The analytical framework supporting the UOC-BSA chair analytical objectives, structures different solutions and approaches in the four previous lines, into four-layer logical platform levels, 1) The source and storage layer, 2) The data layer, 3) The cognitive layer and 4) the metadata layer, as well as the connectors and data transfer solutions between layers.
In view of the different analytical requirements of each specific analytical project, the technological platform to be implemented should be easily adaptable to different scenarios, covering both a more traditional analytical approach and more innovative environments where technologies associated with Big Data Analytics are needed. In this context, several decisions should be made with respect to the data storage approach, distributed design, tool selection and analytics models.

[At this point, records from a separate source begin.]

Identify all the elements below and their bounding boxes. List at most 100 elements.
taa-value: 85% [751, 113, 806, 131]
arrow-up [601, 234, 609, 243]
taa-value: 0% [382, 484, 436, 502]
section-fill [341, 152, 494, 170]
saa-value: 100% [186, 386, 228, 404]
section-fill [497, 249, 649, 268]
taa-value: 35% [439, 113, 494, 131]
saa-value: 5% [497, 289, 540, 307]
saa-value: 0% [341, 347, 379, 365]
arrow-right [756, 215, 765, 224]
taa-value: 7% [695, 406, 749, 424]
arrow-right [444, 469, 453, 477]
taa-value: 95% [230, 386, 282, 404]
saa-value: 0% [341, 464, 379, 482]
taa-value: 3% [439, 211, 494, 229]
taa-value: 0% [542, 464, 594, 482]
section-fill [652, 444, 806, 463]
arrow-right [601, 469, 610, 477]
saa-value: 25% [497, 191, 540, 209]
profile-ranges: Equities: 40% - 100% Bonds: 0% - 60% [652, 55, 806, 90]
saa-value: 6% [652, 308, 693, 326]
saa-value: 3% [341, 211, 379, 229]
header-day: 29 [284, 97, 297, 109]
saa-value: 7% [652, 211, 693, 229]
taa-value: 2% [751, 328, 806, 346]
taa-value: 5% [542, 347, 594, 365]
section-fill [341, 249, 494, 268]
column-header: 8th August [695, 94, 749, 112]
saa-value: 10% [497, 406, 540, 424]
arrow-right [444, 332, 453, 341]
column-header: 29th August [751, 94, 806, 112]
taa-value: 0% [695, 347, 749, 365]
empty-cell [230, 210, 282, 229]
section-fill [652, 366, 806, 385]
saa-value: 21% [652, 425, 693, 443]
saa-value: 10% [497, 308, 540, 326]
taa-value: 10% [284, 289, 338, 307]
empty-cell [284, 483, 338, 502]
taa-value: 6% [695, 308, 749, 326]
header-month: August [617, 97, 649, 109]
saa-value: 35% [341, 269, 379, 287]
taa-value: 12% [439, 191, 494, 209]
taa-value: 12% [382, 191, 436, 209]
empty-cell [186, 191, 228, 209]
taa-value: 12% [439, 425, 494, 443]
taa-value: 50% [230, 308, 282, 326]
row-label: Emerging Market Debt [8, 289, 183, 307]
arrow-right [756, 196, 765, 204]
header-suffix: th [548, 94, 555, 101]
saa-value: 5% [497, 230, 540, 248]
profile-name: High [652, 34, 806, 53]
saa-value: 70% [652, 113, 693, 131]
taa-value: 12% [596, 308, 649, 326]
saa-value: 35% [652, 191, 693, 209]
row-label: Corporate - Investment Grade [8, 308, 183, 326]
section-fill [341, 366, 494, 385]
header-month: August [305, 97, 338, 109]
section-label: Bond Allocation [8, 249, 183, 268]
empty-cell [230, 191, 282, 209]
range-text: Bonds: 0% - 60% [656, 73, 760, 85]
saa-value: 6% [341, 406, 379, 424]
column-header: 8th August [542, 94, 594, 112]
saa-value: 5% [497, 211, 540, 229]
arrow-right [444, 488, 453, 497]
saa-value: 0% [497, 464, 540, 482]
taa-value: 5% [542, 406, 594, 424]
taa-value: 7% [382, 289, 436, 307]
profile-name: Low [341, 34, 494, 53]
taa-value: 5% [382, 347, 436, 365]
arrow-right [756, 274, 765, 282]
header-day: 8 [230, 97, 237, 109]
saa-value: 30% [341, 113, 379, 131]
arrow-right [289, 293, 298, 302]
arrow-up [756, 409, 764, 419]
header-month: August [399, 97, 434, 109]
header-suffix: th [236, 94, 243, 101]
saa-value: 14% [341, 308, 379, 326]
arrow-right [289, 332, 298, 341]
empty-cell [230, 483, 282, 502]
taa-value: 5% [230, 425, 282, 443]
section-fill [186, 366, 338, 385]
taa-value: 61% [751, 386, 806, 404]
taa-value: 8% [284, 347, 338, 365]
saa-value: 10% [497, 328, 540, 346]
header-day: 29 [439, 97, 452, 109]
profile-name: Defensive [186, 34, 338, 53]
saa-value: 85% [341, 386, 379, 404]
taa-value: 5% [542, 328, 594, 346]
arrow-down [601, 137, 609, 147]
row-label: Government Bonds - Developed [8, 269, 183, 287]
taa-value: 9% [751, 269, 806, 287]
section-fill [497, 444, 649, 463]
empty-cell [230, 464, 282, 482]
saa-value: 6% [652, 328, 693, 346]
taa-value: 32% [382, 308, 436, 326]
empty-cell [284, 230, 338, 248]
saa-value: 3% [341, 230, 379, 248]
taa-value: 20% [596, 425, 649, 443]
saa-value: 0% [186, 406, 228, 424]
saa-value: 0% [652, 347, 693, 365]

To this end, we considered a set of design guidelines driving the technical and structural decisions about the construction of the framework (heterogeneous data support, agility and flexibility, metadata and data governance support, solution stability, use of standards and so on).
This way we developed the methodological approach, the technical structure and the design guidelines needed to deploy the data lab supporting the analytical projects developed in the context of the chair.